H:153 x W:54 x D:46cm
Louis XV Style | Rocaille Style | François Linke
Francois Linke (1855-1946) was arguably the leading Parisian cabinetmaker of the Belle Epoque the glittering age of fashionable French society, whose influence was felt throughout the world.
Determined to outshine the competition at the Exhibition, Linke had set about creating the most ambitious pieces he could envisage, and more extravagant than had ever been displayed before. The items he exhibited marked a transition from the historicist interpretation of Louis XV and Louis XVI styles, an interpretation that was the mainstay of his nearest rivals, to something startlingly new and vital in its immediacy. Together with Leon Message he developed a new style for the 1900 Exhibition that paid homage to the Louis XV rococo in the fluidity of its approach, but an approach fused with the lively flowing lines of the contemporary and progressive 'art nouveau'.

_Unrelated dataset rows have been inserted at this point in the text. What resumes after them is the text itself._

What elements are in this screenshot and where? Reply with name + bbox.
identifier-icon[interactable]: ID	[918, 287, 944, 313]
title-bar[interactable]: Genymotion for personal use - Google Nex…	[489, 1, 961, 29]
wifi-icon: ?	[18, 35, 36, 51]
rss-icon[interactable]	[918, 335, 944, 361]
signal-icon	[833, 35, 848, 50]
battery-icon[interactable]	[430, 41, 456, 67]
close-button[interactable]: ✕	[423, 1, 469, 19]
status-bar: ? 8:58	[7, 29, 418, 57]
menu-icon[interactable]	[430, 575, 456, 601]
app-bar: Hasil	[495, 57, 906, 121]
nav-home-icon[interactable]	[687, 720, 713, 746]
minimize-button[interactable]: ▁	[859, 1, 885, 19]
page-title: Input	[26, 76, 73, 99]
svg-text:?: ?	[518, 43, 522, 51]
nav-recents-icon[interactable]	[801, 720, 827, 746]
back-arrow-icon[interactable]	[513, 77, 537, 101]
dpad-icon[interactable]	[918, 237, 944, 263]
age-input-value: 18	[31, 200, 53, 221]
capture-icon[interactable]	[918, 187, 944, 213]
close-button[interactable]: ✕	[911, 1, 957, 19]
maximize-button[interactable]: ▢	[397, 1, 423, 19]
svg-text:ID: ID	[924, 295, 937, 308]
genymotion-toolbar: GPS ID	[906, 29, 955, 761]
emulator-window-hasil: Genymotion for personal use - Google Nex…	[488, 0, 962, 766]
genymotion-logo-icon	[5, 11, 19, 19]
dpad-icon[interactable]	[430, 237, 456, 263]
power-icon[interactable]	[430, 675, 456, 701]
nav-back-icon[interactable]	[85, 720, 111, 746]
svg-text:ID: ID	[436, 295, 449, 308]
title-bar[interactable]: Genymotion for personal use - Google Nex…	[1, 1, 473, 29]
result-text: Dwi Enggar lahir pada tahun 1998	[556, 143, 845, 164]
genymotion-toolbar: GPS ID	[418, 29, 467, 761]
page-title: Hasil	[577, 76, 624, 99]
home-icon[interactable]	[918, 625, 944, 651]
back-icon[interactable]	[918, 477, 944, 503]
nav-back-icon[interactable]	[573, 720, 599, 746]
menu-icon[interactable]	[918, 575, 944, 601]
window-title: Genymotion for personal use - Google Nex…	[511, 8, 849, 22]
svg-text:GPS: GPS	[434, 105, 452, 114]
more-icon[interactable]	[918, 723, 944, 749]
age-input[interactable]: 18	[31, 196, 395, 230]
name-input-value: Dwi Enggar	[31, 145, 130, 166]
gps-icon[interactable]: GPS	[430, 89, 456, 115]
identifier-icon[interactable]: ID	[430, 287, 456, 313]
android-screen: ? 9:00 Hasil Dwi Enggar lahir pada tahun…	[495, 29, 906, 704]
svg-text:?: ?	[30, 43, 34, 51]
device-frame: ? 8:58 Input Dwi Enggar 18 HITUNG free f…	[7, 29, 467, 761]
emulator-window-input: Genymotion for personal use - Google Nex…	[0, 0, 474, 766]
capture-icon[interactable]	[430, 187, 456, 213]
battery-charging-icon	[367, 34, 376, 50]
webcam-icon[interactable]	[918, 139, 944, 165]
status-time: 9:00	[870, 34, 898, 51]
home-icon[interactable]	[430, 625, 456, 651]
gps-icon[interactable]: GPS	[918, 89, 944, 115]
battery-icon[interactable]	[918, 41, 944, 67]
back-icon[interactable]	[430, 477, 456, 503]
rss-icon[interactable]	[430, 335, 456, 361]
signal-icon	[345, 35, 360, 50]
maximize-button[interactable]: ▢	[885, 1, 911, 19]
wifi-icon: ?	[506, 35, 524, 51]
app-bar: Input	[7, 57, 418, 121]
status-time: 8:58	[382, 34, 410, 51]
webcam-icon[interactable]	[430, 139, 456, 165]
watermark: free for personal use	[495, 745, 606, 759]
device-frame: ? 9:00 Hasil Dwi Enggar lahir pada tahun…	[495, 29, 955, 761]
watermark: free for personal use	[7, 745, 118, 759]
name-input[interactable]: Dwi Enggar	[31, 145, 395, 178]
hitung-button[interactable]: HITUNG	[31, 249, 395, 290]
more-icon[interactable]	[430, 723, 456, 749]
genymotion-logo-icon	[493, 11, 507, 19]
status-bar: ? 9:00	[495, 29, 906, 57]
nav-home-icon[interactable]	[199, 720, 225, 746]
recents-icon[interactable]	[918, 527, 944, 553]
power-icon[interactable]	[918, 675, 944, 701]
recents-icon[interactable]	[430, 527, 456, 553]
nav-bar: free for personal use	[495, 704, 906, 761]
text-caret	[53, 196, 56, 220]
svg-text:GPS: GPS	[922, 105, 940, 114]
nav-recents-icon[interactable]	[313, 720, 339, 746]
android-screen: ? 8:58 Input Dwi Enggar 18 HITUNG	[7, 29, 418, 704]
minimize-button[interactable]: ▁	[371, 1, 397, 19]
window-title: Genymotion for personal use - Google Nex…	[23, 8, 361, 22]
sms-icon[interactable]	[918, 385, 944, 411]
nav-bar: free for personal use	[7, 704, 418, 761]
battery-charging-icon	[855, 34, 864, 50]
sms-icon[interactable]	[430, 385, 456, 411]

This risky endeavour was a resounding success, and with his reputation established, La Maison Linke became the pre-eminent furniture house until outset of the Second World War. The technical brilliance of his work and the artistic change that it represented was never to be repeated. His showrooms expanded into prestigious premises in Paris, in the Place Vendome as well as the Faubourg St. Antoine where his workshop had been established. He embarked on many important commissions in the years up to the outbreak of the First World War, making and designing furniture for leading international industrialists and bankers.
After the 1914-1918 World War, Linke undertook the extraordinary commission to furnish the Ras al-Tin Palace in Alexandria for King Fuad of Egypt, possibly the largest single furniture commission ever conceived, eclipsing even Versailles. Linke flourished and remained active until the middle years of the 1930s and died in 1946.